Há sete anos que se mudou para a Cidade da Beira com a mulher e o filho, mas, no dia da tempestade, Luís Leal Leonor tinha ido a Maputo tratar de negócios. Quando soube que os ventos ciclónicos do Idai tinham chegado a terra, à sua terra, arrasando o que encontravam pela frente, o empresário já não teve mais sossego. “As comunicações estavam em baixo. Estive três dias sem saber da minha família”. As imagens que lhe chegavam eram de um desconsolo absoluto – e aquilo ainda não era nada, comparado com o que se seguiria, depois das chuvas torrenciais dessa noite.
Haviam de passar horas, que lhe pareceram infinitas, até algumas empresas começarem a disponibilizar as antenas-satélite. Luís já não largou o telefone. Antes de mais, para saber se a família estava bem – já que tudo o mais eram notícias sobre estradas cortadas, árvores caídas e água por todo o lado. Depois, para ajudar quem também estava como ele, à procura dos seus familiares e amigos.
“Foi por isso que criei o Rescue Beira, um grupo no Whatsapp que reúne as informações sobre os portugueses que vivem em Moçambique”. Por ali, circulam nomes de desaparecidos e gente aflita à procura de familiares e amigos, mas também as boas notícias: foi por ali que se soube que os animais da Quinta dos Crocodilos Crocossassa estavam a salvo e que as crianças do Orfanato Santos Inocentes, no Bairro da Manga, cidade da Beira, também.

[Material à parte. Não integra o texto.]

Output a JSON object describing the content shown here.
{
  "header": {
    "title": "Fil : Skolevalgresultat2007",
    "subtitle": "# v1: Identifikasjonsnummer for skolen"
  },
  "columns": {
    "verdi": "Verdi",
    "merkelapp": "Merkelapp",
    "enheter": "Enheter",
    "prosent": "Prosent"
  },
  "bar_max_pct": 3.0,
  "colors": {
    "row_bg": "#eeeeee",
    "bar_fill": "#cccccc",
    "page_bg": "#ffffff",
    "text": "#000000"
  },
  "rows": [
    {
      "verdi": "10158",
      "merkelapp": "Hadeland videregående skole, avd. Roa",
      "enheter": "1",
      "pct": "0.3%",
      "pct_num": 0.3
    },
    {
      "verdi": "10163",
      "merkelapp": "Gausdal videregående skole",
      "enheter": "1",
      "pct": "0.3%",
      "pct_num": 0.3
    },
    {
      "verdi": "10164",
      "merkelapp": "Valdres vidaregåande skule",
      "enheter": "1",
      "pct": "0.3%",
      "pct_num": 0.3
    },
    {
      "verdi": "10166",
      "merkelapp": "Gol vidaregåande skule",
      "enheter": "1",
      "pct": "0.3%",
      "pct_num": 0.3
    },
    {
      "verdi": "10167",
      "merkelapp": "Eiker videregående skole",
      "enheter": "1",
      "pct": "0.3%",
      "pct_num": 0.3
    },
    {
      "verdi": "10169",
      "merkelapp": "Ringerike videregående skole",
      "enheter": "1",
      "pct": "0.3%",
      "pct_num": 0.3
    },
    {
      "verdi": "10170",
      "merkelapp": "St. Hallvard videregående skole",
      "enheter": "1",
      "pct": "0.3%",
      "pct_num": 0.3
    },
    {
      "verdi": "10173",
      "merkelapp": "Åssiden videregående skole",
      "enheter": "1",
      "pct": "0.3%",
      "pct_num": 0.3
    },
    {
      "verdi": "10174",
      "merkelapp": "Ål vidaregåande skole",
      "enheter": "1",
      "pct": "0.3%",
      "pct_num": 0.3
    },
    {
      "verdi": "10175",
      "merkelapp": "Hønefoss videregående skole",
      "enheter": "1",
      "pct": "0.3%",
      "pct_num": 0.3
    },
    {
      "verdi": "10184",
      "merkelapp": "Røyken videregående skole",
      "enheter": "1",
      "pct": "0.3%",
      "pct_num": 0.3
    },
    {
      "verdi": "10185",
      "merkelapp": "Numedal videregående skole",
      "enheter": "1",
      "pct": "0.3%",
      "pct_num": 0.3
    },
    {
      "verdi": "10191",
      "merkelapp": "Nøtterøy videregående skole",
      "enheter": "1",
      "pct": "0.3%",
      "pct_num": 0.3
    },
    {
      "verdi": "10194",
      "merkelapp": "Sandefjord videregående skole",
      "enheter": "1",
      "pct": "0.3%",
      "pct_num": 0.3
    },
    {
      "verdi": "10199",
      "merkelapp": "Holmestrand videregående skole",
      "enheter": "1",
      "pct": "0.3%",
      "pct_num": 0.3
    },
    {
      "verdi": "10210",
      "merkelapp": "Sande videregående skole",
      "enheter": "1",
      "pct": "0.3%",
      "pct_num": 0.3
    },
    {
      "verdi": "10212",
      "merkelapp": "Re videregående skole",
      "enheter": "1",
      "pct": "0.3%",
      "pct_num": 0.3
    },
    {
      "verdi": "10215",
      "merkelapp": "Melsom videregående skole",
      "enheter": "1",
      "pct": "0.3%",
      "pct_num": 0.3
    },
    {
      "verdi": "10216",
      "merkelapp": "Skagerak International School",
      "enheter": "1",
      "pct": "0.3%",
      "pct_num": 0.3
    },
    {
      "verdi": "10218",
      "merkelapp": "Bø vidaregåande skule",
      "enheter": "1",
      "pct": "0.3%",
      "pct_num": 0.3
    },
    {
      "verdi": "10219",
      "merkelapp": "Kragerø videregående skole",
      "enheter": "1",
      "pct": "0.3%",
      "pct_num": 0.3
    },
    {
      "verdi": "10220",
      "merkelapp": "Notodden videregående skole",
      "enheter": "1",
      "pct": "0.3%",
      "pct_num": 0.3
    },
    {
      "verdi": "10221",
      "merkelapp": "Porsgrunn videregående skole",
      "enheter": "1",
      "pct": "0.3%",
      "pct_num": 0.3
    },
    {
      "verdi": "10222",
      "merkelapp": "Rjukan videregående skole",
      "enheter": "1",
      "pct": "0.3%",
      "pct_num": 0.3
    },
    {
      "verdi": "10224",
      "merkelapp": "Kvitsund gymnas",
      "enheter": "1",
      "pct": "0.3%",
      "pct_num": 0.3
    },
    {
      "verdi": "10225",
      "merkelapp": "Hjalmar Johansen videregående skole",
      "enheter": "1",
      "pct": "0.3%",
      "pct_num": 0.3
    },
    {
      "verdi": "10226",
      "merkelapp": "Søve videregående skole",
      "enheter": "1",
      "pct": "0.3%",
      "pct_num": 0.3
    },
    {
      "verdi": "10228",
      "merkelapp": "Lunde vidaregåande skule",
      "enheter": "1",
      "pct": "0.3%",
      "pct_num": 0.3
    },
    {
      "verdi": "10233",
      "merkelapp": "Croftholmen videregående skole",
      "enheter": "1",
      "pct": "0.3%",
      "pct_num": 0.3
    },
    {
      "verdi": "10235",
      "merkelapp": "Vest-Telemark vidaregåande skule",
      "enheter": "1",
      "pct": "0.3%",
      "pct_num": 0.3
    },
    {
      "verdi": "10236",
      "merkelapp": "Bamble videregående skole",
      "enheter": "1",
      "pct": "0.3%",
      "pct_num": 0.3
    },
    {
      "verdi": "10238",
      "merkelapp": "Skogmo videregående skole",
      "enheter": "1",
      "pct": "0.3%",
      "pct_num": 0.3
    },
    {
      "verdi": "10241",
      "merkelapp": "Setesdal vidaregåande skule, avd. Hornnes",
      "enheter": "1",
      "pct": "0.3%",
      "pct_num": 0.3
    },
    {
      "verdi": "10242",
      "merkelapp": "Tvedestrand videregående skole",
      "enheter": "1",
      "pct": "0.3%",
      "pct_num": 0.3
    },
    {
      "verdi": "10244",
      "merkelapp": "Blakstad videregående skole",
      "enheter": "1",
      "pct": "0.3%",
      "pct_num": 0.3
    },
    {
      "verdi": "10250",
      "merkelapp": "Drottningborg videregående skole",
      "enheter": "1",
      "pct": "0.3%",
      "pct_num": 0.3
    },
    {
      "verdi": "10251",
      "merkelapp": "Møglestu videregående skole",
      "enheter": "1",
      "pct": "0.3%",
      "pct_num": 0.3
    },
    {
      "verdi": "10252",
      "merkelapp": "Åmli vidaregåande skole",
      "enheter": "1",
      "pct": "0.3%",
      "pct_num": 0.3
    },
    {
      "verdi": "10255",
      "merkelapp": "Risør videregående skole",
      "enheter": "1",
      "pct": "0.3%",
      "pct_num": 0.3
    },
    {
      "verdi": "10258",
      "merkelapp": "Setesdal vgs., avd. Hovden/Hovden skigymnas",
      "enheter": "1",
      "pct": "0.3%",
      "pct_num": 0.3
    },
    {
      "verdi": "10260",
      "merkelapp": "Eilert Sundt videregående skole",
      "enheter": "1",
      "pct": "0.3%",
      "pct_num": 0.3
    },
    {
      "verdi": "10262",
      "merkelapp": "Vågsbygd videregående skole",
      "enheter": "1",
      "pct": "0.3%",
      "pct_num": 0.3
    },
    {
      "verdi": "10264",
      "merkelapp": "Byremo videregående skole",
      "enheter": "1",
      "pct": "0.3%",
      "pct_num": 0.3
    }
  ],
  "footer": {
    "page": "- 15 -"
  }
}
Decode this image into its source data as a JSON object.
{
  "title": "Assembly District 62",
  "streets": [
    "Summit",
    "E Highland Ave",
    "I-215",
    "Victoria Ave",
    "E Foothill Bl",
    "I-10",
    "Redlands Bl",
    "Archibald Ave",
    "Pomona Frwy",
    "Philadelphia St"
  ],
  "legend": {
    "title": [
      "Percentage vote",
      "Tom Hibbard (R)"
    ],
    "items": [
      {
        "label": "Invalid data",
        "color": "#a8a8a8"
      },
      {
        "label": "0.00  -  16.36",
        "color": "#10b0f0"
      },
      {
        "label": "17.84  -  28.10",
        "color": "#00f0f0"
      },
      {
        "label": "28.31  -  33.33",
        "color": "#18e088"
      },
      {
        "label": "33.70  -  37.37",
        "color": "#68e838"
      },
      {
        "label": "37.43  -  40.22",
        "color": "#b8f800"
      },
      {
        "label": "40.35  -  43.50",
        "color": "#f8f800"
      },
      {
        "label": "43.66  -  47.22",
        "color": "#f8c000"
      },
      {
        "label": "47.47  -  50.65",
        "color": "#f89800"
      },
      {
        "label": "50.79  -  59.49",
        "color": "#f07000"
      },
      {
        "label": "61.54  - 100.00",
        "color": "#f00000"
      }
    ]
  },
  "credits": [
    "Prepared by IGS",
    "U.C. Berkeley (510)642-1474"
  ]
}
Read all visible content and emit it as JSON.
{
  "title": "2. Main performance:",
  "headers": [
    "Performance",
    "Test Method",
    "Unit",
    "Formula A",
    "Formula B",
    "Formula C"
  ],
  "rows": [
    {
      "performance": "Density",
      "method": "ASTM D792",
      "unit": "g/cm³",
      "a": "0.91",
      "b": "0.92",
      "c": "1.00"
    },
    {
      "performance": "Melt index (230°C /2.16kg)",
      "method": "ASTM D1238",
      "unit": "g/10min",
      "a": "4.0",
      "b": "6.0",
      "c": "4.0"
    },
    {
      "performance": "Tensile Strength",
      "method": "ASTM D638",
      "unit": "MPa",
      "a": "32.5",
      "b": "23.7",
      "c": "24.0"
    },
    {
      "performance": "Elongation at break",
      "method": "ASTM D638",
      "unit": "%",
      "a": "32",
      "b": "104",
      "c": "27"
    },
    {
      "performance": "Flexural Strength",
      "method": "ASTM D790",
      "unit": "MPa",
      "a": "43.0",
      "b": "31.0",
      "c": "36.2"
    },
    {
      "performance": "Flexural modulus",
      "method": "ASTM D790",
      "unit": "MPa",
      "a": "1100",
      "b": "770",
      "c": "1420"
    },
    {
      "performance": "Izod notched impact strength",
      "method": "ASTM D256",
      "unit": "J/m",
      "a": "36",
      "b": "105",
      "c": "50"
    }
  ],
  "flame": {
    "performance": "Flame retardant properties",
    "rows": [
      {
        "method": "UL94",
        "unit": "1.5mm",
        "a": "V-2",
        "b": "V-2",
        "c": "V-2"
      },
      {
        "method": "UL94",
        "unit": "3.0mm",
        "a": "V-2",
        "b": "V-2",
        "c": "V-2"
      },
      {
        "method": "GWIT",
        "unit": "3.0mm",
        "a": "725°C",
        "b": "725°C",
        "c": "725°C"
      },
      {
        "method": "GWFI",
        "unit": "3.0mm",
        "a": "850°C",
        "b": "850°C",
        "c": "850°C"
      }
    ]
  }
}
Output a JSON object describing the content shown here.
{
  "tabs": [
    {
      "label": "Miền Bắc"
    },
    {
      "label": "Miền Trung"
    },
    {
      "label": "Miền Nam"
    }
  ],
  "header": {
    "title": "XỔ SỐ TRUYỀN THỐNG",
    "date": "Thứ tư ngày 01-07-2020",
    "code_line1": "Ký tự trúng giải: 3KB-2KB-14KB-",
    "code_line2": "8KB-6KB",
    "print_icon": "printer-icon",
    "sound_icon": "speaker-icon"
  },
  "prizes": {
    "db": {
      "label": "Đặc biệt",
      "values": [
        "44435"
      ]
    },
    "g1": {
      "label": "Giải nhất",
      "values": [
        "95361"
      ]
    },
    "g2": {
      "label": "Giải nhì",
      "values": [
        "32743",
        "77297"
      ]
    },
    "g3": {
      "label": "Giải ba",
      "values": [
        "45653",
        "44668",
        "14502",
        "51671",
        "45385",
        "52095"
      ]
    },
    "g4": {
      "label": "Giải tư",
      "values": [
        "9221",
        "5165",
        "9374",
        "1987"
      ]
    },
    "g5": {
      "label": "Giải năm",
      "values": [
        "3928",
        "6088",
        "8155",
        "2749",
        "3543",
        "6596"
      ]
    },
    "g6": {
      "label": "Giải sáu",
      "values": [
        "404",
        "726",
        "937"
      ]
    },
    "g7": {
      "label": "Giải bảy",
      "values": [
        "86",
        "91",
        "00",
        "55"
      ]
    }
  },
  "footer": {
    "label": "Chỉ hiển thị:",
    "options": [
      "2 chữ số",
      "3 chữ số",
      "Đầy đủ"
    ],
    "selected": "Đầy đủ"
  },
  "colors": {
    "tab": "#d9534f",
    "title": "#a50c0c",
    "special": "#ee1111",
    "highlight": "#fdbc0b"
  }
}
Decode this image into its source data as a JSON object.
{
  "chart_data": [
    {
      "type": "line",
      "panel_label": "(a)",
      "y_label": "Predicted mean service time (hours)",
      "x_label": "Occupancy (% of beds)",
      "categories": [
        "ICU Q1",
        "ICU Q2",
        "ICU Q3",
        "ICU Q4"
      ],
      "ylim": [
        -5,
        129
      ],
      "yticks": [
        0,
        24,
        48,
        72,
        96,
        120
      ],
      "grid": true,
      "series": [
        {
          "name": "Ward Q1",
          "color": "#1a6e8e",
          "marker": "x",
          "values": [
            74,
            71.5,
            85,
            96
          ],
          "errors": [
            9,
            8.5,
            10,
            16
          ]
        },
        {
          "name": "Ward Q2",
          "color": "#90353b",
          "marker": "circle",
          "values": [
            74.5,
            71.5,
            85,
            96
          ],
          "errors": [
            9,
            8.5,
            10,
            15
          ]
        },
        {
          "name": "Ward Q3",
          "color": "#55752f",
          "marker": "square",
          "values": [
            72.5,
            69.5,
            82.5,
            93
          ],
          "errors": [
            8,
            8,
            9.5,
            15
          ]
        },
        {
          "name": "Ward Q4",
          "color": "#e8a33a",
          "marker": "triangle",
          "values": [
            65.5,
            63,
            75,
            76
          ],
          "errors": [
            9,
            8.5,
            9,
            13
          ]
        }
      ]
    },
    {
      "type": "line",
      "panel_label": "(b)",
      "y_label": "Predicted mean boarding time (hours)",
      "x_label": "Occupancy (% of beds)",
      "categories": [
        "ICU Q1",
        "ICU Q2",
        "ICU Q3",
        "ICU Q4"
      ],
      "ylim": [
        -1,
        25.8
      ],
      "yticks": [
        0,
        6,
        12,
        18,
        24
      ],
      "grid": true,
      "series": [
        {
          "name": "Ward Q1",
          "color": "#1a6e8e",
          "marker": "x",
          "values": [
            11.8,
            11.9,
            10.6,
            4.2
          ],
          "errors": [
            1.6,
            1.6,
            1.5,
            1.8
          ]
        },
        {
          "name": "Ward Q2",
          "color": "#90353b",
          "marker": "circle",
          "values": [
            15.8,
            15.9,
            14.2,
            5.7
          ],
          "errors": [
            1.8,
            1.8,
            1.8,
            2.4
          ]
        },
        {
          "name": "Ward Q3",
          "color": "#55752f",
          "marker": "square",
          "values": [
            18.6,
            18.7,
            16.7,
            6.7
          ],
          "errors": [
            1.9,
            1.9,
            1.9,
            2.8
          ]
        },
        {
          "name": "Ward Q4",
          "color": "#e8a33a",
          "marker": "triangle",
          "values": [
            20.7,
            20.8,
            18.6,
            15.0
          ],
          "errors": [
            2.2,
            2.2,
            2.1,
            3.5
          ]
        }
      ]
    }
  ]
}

“Quando finalmente cheguei à cidade, na segunda-feira, já estava tudo muito melhor”, repete Luís, mesmo que isso continue a querer dizer que, sem energia, “a Beira ainda é uma cidade cega, quando o sol se põe”. Os supermercados mantêm-se fechados e mal há alimentos ou água à venda. “Nem medicamentos”, lamenta.
“O mais que há à nossa volta são milhares de pessoas sem teto e com os pés dentro de água”. Sem comida disponível, o que se segue pode ser ainda pior. “Agora, o nosso maior receio são os assaltos e as pilhagens. Se a ajuda não chegar depressa…”
A chamada caiu e hão de passar algumas horas até a VISÃO conseguir voltar a falar com o empresário. “Pois, um dia funciona uma antena satélite, noutro dia funciona outra”, conta, antes de confirmar que já há alguma ajuda a chegar. “Já vemos alguns helicópteros, sim…”. A sua voz está muito intermitente, ouve-se com muita dificuldade, lá ao longe, até que deixa de se fazer ouvir por completo. A chamada caiu outra vez.